Clearly someone with a techno-utopian outlook, Tatarinov's final point in the video is that traditional definitions of work-life balance imply that there is a natural tension between the two elements—something that he believes can be eased as we learn to use technology to meld the two together more seamlessly. Or, as he puts it: "Technologies enable flexible access and enable people to live in this modern world where there is a full harmony between work and life."
So, is Remote Work Inevitable?
You can count me as someone who is skeptical that "full harmony between work and life" will equate to positive changes for the average employee, as opposed to an increasing inability for people to separate their private lives from their jobs.
And, while Tatarinov certainly has recent trends in technology on his side, it's debatable whether enterprise-scale remote work is feasible. Consider, for example, that remote-work pioneers IBM recently announced an end to its decades-old policy of allowing employees to contribute without ever setting foot in a corporate office. Here's how Quartz summed up the announcement of the change:
"In a video message, [IBM CEO Michelle] Peluso, formerly the CEO of fashion startup Gilt, explained the 'only one recipe I know for success.' Its ingredients included great people, the right tools, a mission, analysis of results, and one more thing: 'really creative and inspiring locations.'" [Emphasis added]

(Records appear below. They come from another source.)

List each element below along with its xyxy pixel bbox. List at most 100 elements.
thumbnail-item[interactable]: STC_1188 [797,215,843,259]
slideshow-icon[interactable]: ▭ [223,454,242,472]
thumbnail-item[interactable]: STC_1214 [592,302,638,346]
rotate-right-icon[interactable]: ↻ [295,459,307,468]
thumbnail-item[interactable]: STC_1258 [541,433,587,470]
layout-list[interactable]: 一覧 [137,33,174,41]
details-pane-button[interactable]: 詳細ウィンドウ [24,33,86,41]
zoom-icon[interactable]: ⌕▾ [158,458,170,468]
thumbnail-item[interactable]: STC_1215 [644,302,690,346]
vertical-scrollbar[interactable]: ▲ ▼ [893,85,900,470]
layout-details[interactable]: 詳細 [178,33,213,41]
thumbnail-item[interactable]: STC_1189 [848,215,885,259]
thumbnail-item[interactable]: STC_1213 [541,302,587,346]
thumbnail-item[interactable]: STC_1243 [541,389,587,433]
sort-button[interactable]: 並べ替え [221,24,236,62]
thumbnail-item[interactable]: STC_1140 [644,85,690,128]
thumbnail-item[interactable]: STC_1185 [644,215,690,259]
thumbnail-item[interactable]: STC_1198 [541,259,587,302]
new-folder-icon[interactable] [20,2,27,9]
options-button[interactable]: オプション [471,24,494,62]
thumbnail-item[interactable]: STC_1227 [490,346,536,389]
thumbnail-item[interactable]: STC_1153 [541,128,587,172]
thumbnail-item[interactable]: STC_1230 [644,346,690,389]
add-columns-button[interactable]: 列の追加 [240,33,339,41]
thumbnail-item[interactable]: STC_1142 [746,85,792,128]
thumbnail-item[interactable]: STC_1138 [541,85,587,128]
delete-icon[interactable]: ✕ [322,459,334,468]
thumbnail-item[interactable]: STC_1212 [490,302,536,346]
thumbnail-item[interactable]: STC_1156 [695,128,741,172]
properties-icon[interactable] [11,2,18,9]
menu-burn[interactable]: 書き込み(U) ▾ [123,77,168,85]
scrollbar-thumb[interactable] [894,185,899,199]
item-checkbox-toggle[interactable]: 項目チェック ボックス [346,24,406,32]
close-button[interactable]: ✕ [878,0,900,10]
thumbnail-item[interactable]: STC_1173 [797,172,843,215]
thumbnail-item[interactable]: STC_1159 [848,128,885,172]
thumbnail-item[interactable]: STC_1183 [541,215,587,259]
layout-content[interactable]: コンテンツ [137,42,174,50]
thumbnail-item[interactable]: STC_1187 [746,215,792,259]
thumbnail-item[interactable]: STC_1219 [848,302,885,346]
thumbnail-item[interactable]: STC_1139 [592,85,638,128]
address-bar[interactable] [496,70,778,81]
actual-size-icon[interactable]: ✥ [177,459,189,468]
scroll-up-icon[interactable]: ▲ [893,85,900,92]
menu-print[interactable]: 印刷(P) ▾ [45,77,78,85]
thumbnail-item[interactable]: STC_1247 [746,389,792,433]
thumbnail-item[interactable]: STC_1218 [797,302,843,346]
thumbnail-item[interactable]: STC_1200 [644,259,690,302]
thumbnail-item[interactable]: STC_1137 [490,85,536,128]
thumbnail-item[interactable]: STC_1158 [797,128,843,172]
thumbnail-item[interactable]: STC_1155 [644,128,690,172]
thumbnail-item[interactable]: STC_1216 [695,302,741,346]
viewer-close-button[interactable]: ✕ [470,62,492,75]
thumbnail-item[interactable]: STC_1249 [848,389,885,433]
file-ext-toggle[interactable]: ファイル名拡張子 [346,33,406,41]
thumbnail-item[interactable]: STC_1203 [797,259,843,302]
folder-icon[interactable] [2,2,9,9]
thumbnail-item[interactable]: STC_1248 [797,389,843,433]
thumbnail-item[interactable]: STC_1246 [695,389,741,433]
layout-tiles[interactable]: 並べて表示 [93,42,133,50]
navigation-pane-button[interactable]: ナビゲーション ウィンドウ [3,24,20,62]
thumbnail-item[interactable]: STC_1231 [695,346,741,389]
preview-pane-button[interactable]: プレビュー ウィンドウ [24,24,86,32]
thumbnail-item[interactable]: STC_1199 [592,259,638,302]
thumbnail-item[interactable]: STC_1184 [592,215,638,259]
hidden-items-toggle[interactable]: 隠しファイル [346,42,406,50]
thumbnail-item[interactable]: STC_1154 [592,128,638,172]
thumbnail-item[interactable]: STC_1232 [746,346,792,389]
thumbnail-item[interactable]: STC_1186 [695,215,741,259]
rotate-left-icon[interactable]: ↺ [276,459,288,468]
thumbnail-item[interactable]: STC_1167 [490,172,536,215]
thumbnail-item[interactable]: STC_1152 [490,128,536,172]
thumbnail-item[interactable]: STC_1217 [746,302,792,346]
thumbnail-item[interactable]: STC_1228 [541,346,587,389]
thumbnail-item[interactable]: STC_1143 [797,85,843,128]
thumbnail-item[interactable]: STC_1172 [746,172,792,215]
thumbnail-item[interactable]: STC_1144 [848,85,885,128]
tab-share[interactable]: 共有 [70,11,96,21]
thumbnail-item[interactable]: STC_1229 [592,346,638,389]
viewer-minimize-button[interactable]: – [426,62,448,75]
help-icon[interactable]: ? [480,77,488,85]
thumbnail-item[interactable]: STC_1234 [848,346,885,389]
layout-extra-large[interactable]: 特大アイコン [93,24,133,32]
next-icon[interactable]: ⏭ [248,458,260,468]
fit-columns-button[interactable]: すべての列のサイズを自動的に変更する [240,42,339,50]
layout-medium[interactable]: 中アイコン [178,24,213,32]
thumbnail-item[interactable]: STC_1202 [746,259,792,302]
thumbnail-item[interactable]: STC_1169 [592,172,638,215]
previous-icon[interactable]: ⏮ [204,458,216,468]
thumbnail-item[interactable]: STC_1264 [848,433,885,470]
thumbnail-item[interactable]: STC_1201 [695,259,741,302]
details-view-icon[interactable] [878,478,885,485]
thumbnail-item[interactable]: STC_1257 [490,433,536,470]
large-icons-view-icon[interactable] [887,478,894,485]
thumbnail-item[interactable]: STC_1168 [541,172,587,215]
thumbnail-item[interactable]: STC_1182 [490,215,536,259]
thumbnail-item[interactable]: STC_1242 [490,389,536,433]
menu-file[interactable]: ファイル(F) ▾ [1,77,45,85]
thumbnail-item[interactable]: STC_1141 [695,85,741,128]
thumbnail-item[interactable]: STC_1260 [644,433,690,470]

That last point is the major stumbling block for any vision of the future that involves remote teams of employees seamlessly connecting with one another as they crisscross the globe (or sit at home in their sweatpants). A cohesive corporate culture and a sense of connectedness to both a company's mission and your fellow colleagues are extremely difficult to pull off without physical proximity on a daily basis. And, while we are undoubtedly heading towards a future where more jobs are temporary and project-based, the basic work of establishing companies with a shared vision—and of ensuring that that vision filters through the company—means that jobs where the majority of responsibilities can be carried out remotely are likely to remain an elusive dream for many employees for a long time to come. Which means that the office isn't going anywhere for some time.